Measurement of bacterial burden
After APEC infection, bacterial burdens of liver and lung tissues were estimated at indicated times by qRT-PCR as described previously [60]. Briefly, DNA was isolated and purified from liver or lung tissues using a QIAamp DNA Kit (Qiagen, Shanghai, China), and bacterial burden was detected by using specific primers and a probe derived from 16S rDNA sequences of E. coli, including the forward primer (5’-CATGCCGCGTGTATGAAGAA-3’), the reverse primer (5’CGGGTAACGTCAATGAG CAAA-3’), and the detecting probe (5’-TATTAACTTTACTCCCTTCCTCCCCGCTGA A-3’). Bacterial burden was presented as the number of 16S rDNA gene copies per unit of total DNA after normalization of total DNA content per unit of tissue for the same sample.

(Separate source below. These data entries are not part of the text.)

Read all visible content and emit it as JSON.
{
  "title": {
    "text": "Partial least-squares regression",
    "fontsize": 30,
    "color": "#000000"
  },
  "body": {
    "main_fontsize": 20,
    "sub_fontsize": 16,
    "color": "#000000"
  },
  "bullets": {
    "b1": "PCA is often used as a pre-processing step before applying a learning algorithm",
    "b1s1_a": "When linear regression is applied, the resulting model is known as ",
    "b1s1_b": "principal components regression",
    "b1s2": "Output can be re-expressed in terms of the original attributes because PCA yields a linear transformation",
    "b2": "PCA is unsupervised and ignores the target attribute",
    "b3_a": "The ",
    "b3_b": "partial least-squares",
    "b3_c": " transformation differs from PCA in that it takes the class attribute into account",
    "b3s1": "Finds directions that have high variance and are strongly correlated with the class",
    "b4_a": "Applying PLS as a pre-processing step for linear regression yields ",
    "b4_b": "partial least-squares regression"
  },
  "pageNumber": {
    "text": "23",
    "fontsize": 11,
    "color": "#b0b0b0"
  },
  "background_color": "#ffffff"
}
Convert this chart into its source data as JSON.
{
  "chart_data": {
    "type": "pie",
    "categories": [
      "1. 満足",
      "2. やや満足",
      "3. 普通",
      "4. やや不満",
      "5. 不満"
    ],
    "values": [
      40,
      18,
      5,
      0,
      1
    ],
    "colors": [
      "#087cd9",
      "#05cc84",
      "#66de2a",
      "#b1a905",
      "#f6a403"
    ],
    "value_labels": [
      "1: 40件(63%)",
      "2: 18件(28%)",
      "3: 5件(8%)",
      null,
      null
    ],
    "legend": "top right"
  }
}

Measurement of chicken cytokines
The cytokine levels in serum and cell-culture supernatant were determined, including interleukin (IL)-6 and tumor necrosis factor-alpha (TNF-α) in serum collected at day 22 (24 h after the last immunization) and day 29 (24 h after challenge), IL-6, TNF-α and IL-12 in the supernatant of HD11 cells. Since chicken IL-12 has functional homologue and bioactive similarity with human IL-12, we used a human IL-12 ELISA kit (R&D System) to determine chicken IL-12 levels [61]. The production of chicken IL-6 and TNF-α were estimated using IL-6 and TNF-α activity bioassays, respectively [62].
Statistical analysis
Graph Pad Prism software 5.0 was used for data analysis. Data are shown as the mean ± standard error of the mean (SEM). Student’s t-test was used for pairwise comparisons. Significant differences (P < 0.05) of means among three or more groups were analyzed using one-way ANOVA with the Newman-Keuls test as the post-hoc test. The survival rates after bacteria challenge were compared by the log-rank test.